3 Huge Issues That Never Came Up In Any of the Presidential Debates
The 2016 presidential debates are now (finally?) over. Donald Trump and Hillary Clinton spared over trade policy, Vladimir Putin, Trump’s business record, his statements about women, his taxes, Clinton’s e-mails, and her foundation.
But amazingly there were a number of issues that didn’t come up during even one in the three presidential debates, despite their being of national importance. Nevertheless, what the candidates didn’t say about these topics hold important clues about how they will govern and what priorities are important to them.

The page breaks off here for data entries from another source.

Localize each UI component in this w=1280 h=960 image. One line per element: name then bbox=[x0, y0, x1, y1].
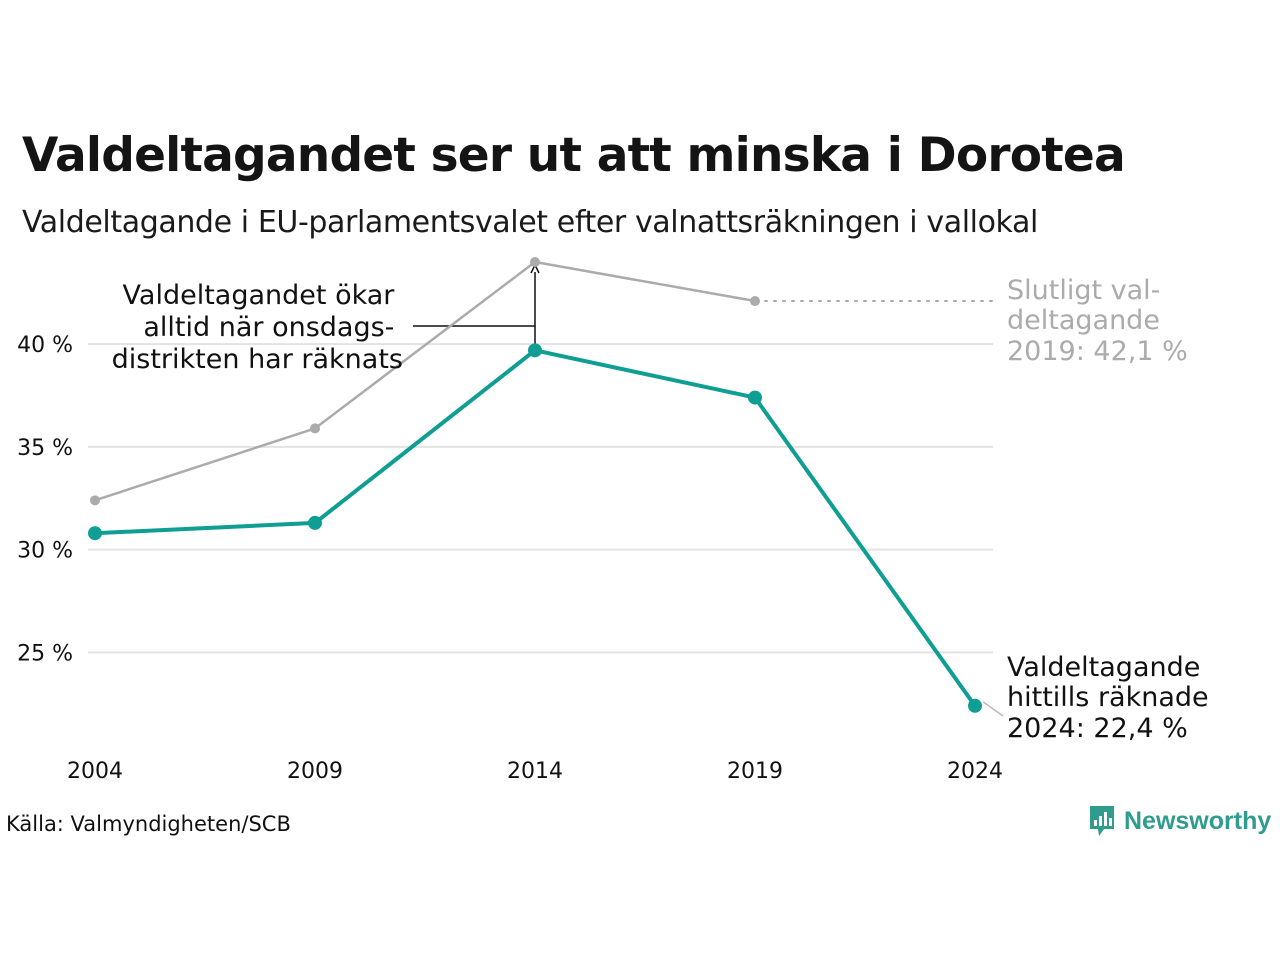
point-counted bbox=[308, 515, 322, 530]
point-final bbox=[310, 423, 320, 434]
x-tick-label: 2019 bbox=[727, 759, 783, 784]
annotation-wednesday-districts: Valdeltagandet ökar alltid när onsdags- … bbox=[112, 280, 403, 375]
annotation-guides bbox=[413, 263, 1004, 717]
y-axis-ticks: 25 % 30 % 35 % 40 % bbox=[17, 333, 73, 666]
series-line-final bbox=[94, 260, 756, 502]
annotation-counted-2024: Valdeltagande hittills räknade 2024: 22,… bbox=[1007, 652, 1217, 744]
bar-chart-icon bbox=[1090, 806, 1114, 836]
annotation-final-2019: Slutligt val- deltagande 2019: 42,1 % bbox=[1007, 275, 1188, 367]
newsworthy-logo: Newsworthy bbox=[1088, 804, 1271, 838]
data-points bbox=[88, 257, 982, 713]
x-tick-label: 2024 bbox=[947, 759, 1003, 784]
y-tick-label: 35 % bbox=[17, 436, 73, 461]
annotation-connector-2024 bbox=[982, 701, 1004, 717]
point-counted bbox=[528, 343, 542, 358]
gridlines bbox=[88, 343, 993, 654]
point-counted bbox=[748, 390, 762, 405]
x-tick-label: 2014 bbox=[507, 759, 563, 784]
chart-subtitle: Valdeltagande i EU-parlamentsvalet efter… bbox=[22, 205, 1038, 240]
y-tick-label: 25 % bbox=[17, 641, 73, 666]
y-tick-label: 30 % bbox=[17, 539, 73, 564]
x-axis-ticks: 2004 2009 2014 2019 2024 bbox=[67, 759, 1003, 784]
point-counted bbox=[88, 526, 102, 541]
chart-title: Valdeltagandet ser ut att minska i Dorot… bbox=[22, 128, 1126, 183]
x-tick-label: 2009 bbox=[287, 759, 343, 784]
x-tick-label: 2004 bbox=[67, 759, 123, 784]
brand-name: Newsworthy bbox=[1124, 806, 1272, 835]
point-final bbox=[90, 495, 100, 506]
point-final bbox=[530, 257, 540, 267]
y-tick-label: 40 % bbox=[17, 333, 73, 358]
point-final bbox=[750, 296, 760, 307]
point-counted bbox=[968, 698, 982, 713]
source-note: Källa: Valmyndigheten/SCB bbox=[6, 812, 291, 836]
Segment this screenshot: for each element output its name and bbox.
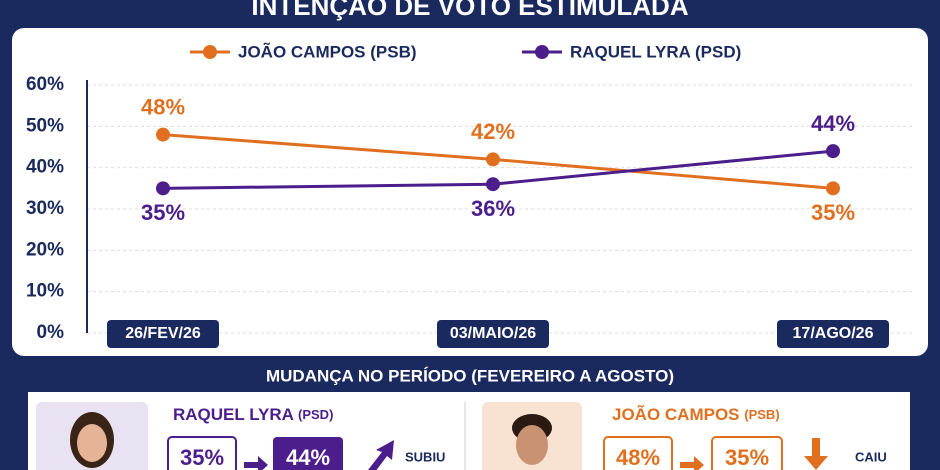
photo-face [516,425,548,465]
from-box [167,436,237,470]
to-value: 44% [286,445,330,470]
chart-title: INTENÇÃO DE VOTO ESTIMULADA [251,0,688,21]
photo-face [77,424,107,462]
value-label: 42% [471,119,515,144]
card-name: JOÃO CAMPOS (PSB) [612,404,780,424]
legend-label: JOÃO CAMPOS (PSB) [238,41,417,61]
x-category-box [107,320,219,348]
y-tick-label: 0% [37,322,65,343]
data-point [826,144,840,159]
y-tick-label: 50% [26,115,64,136]
x-category-box [437,320,549,348]
data-point [156,181,170,196]
x-tick-label: 26/FEV/26 [125,325,201,342]
value-label: 44% [811,111,855,136]
x-category-box [777,320,889,348]
from-value: 35% [180,445,224,470]
legend-swatch-dot [203,45,217,59]
data-point [826,181,840,196]
from-value: 48% [616,445,660,470]
arrow [680,456,704,470]
x-tick-label: 17/AGO/26 [793,325,874,342]
down-arrow [804,438,828,470]
status: SUBIU [405,449,445,464]
y-tick-label: 60% [26,74,64,95]
party: (PSD) [298,407,333,422]
value-label: 36% [471,196,515,221]
data-point [156,127,170,142]
legend-label: RAQUEL LYRA (PSD) [570,42,741,61]
data-point [486,177,500,192]
card-name: RAQUEL LYRA (PSD) [173,405,333,424]
party: (PSB) [744,407,779,422]
to-value: 35% [725,445,769,470]
up-arrow [368,440,394,470]
legend-swatch-dot [535,45,549,59]
chart-card [12,28,928,356]
status: CAIU [855,449,887,464]
to-box [711,436,783,470]
y-tick-label: 30% [26,198,64,219]
from-box [603,436,673,470]
name: RAQUEL LYRA [173,405,294,424]
name: JOÃO CAMPOS [612,404,740,424]
chart: 0% 10% 20% 30% 40% 50% 60% 26/FEV/26 03/MAIO/26 1… [26,41,915,348]
data-point [486,152,500,167]
to-box [273,437,343,470]
panel-title: MUDANÇA NO PERÍODO (FEVEREIRO A AGOSTO) [266,366,674,385]
y-tick-label: 40% [26,157,64,178]
x-tick-label: 03/MAIO/26 [450,325,536,342]
y-tick-label: 10% [26,281,64,302]
arrow [244,456,268,470]
value-label: 35% [811,200,855,225]
value-label: 35% [141,200,185,225]
value-label: 48% [141,94,185,119]
y-tick-label: 20% [26,239,64,260]
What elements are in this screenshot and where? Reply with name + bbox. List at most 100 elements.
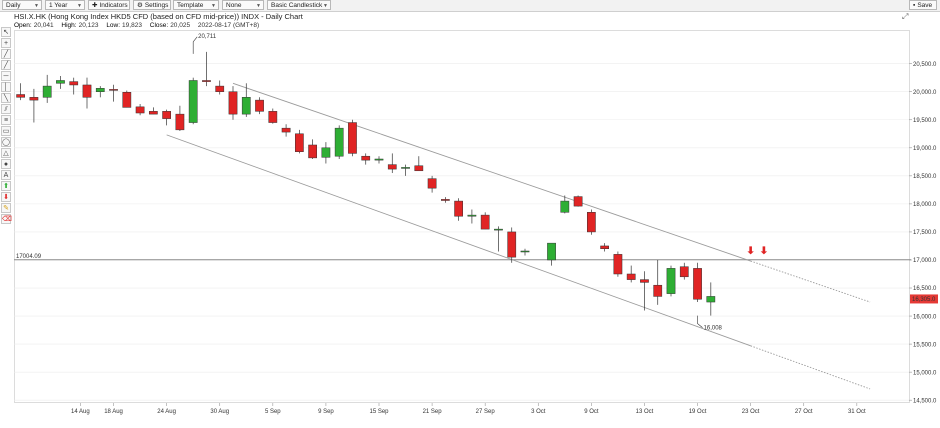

Here’s a list of the most surprising issues that didn’t come up in any of the three presidential debates.
1. Climate Change
In a number of the Democratic primary debates, Bernie Sanders said climate change was the biggest challenge facing America. In the Clinton-Trump presidential debates, though, concerns about climate change, and what to do about it was (the flash in the pan of Ken Bone aside) essentially non-existent. The absence is interesting not just because Sanders made it a big issue, but because it has been a big issue in past presidential elections. Barack Obama and John McCain sparred over their cap and trade plans to tax pollution. And the Keystone Pipeline has been an issue that has dogged President Obama politically.
What’s more, as Vox pointed out, climate change is a big, big deal. If you are worried about major issues that may cause some serious trouble, global warming should be on that list. And it’s not like the candidates don’t have some defined positions on what to do about climate change that could be debated. Clinton wants half a billion solar roof top solar panels installed on American homes by the end of her first term. Trump has tweeted that global warming is a fabrication invented by the Chinese, which was talked about during a debate, but really in the context of “things Donald Trump says” and not as an actual policy stance.
2. Wall Street Regulation
Wall Street and the big banks was a big issue in both the Democratic and Republican primaries. One Democratic primary debate featured a lengthy discussion on Glass Steagall. But in the presidential debates the candidates didn’t even come close to trading barbs on such banking regulation arcana like Basel III (It’s an international standard for capital ratios. Jamie Dimon once called it un-American.).
That’s surprising because the fact that the big banks have too much power is an issue that ever since the financial crisis has resonated with a majority of Americans on both sides of the political divide. And it’s an issue that Clinton is vulnerable on. Being a former senator from New York, she is seen as close to Wall Street and the big bank, in particular Goldman Sachs, and it was an issue that Sander hit her on in the primary.
What’s more, Clinton’s financial regulation proposal seems to focus on the wrong area. She doesn’t want to repeal Dodd-Frank, the banking law passed in the wake of the financial crisis, but she would like to reform it, mostly by taxing the big banks more. But her big shinning issue was to more closely regulate the “shadow banks,” which sound scary, but are lenders that are not technically banks, and not generally large enough to cause widespread economic problems. What’s more, proposing to regulate the shadow banks plays right into the narrative that Clinton is in the pocket of Wall Street. The big banks would like smaller lenders to be more heavily regulated as well to make them less competitive.
Trump says he would like to repeal Dodd-Frank, but he hasn’t said what he would like to replace it with, which could be why he never brought it up.
Analysts who follow Wall Street regulation have already said that the debates show that Wall Street and the big banks, after years of spotlight, can finally exhale. The fact that banks and Too-Big-To-Fail didn’t come up in an significant way in three closely watched presidential debates means that banks are likely to get a pass from the next president, no matter who is elected on Novmber 8.
3. Black Lives Matter
Black Lives Matter was an actual question in one of the Republican primary debates, and an anticipated one. The candidates had to go one by one answering if they thought black lives matter. In the presidential debates: Not so much. The issue of cop violence, and bias, did come up in the vice presidential debate, but Republican VP dismissed it by citing the example of Keith Lamont Scott, a black man who was shot by a black police officer. Trump is for stop and frisk, the controversial police strategy that was ruled unconstitutional in New York, and says that would save black and hispanic lives. Trump has also said, in a seeming appeal to African Americans, that the inner cities are dangerous and need to be cleaned up.
None of these appeals appear to actually resonated with African American voters who polls show will largely vote for Clinton, which is why, unfortunately, we probably didn’t hear much about them in the three debates.